Lunch is no time for small talk

MILL HALL, Pa. — As Rep. John Peterson (R-Pa.) arrives for lunch at Ruby Tuesday in a red Yukon SUV, there is a grin across his 67-year-old face. As his longtime friend and driver, Joe Fadden, pulls into a parking space, the lawmaker waves.

He looks spry and jaunty in his dress slacks, light gold shirt and a colorful tie that looks as if it had been designed by an abstract expressionist. With his neatly combed gray hair, gold-framed glasses and slightly larger-than-average build, he is a fairly handsome legislator.  

He reaches out a neighborly hand, flashes an old country politician’s smile and with hearty confidence says, “I hear you recently had a baby boy!”

“That’s true,” I reply, remembering having mentioned as much to his press secretary the day before. Peterson’s charm works as, presumably, it is meant to.

“Oh, I recall those days,” Peterson, a father of one, continues. “Trust me, you’ll always remember ’em.” And with that he formally introduces himself and Fadden, and we go inside.

It is noon on a raw, gray October day in Mill Hall, a bleak little town near the eastern edge of Peterson’s mostly rural and abundantly Republican 5th Congressional District, but we are greeted instantly by a middle-age hostess positively full of sunshine.

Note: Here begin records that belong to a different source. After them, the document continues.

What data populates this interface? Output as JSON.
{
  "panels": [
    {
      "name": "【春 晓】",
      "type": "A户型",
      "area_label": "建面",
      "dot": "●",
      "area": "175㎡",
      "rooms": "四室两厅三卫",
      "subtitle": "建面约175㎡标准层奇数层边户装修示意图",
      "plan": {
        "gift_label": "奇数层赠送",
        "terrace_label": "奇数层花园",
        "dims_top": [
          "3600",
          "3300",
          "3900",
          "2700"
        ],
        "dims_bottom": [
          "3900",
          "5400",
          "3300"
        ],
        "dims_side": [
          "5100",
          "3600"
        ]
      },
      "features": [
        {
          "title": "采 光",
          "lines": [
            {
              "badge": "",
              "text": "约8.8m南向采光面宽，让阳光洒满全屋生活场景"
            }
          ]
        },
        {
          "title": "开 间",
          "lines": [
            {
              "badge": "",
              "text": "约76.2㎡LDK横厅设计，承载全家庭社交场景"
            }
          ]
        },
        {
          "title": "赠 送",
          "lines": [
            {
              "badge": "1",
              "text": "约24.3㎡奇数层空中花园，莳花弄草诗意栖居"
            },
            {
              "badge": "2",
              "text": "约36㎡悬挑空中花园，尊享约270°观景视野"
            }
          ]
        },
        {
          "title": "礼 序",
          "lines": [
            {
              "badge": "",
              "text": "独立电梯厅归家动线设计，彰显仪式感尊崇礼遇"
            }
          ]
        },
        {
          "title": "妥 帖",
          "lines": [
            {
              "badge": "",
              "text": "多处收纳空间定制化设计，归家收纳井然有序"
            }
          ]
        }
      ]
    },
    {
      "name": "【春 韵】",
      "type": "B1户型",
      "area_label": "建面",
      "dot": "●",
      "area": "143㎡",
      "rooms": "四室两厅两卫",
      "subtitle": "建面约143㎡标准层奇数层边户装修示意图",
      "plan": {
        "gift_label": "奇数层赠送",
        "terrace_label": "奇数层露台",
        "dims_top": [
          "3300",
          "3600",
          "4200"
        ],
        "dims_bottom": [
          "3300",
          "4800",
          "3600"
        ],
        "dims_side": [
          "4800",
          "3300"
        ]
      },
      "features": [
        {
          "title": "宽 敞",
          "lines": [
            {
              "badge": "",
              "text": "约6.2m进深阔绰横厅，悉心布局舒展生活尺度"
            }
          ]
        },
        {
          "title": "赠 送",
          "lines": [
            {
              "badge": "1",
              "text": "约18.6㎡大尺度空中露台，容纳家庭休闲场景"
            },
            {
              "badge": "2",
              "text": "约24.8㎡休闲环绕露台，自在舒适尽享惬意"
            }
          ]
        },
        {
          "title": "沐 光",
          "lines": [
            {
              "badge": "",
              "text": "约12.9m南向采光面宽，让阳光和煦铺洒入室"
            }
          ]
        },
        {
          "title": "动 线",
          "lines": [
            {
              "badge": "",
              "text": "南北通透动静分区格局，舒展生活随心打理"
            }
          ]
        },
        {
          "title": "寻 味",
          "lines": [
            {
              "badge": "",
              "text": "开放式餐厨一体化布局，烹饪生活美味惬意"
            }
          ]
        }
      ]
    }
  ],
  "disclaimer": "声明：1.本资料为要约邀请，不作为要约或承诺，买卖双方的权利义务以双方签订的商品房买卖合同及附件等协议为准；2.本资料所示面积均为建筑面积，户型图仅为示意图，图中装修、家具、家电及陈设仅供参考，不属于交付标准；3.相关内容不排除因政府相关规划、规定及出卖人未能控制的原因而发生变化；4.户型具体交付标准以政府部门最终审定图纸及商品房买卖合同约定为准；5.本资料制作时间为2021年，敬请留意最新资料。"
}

“Hi! Welcome to Ruby Tuesday’s!” she chirps. “I hope you gentlemen didn’t get too wet in all that rain out there today!” Beyond the window, the lightest mist imaginable has been falling for the past two hours. “Would you like a booth or a table today?”

Peterson extends a firm hand accentuated by a large, gold pinkie ring beset with his birthstone, a hefty chunk of blue topaz. And with a practiced smile, he brightly announces his presence: “John Peterson. A pleasure to meet you.”

“Well,” says the hostess, obviously pleased by Peterson’s show of down-home congeniality, “that’s certainly a nice tie you have on, sir.”

Peterson nods, says nothing and continues to smile.

“So,” the hostess persists after about five seconds of silence, “would you prefer a table or a booth?” Peterson states his preference for a booth.

We choose the salad bar, which is simpler than selecting one of the roughly 10,000 items on Ruby Tuesday’s menu. Plus, no one in our party is very hungry, so light fare seems suitable all around.

Between ordering and actually sauntering over to the salad bar 15 feet away, Peterson gets down to business, declaiming for 10 minutes on the issue closest to his heart: natural gas. He contends that the soaring cost of natural gas in the United States is bound to drive American businesses and jobs to foreign countries where it is far cheaper.

With that general thesis in mind, and an impressive and stupefying array of supporting facts, figures and anecdotal evidence, Peterson is co-sponsoring legislation to allow private corporations to drill for vast reserves of natural gas in protected waters off the coast of Florida and elsewhere.

Increased supply would reduce the price and save thousands of American jobs, he says, adding, “Natural gas is the energy issue that’s killing America. I’ve been talking about this for three or four years. For some reason, this nation has not been listening. But I’ve made up my mind that I’m going to hang on to this issue like a bulldog.”

And for the next hour at least, that’s exactly what he does, even as he sips iced tea and pecks at his lunch. Wherever the conversation roams, invariably it is led back to riffs about the need for affordable natural gas. His sales pitch is obviously honed by much repetition and is unrelenting. Efforts to steer the conversation toward less pressing and grave matters are unavailing.

On his plate, Peterson fashions not just a salad but also a small work of culinary art. Slices of mandarin orange, chunks of pear, sweet pickles, peas, mushrooms, two kinds of lettuce and a dollop of honey-mustard dressing are arranged and blended just so. He seems pleased to be complimented on it, and it is unsurprising to learn that the lawmaker is an avid flower gardener.

Peterson lives with his wife, Saundra, and golden retriever Milo in an old, 15-room house in Pleasantville, a sleepy little community in northeast Pennsylvania not far from Titusville, where he was born on Christmas Day, 1938.

On 2 acres of land that surround the house, he tends 238 rose bushes. Before winter sets in, he intends to plant 2,000 tulip bulbs. How does he find time for all that gardening? “I don’t golf,” he says with a laugh.

He has other interests, naturally, most of them typical of a man who has lived all his life in rural Pennsylvania. He’s a Pittsburgh Steelers fan, and he enjoys hunting. Sadly, these are not things he cares to discuss at length over lunch.

So we dine amiably at cross-purposes — I wanting to hear about rose bushes and what he does for kicks on Saturday nights, he intent on solving America’s next great energy crisis.

Fair enough. Peterson is a politician who wants to get something done, and he does not want small talk to get in the way.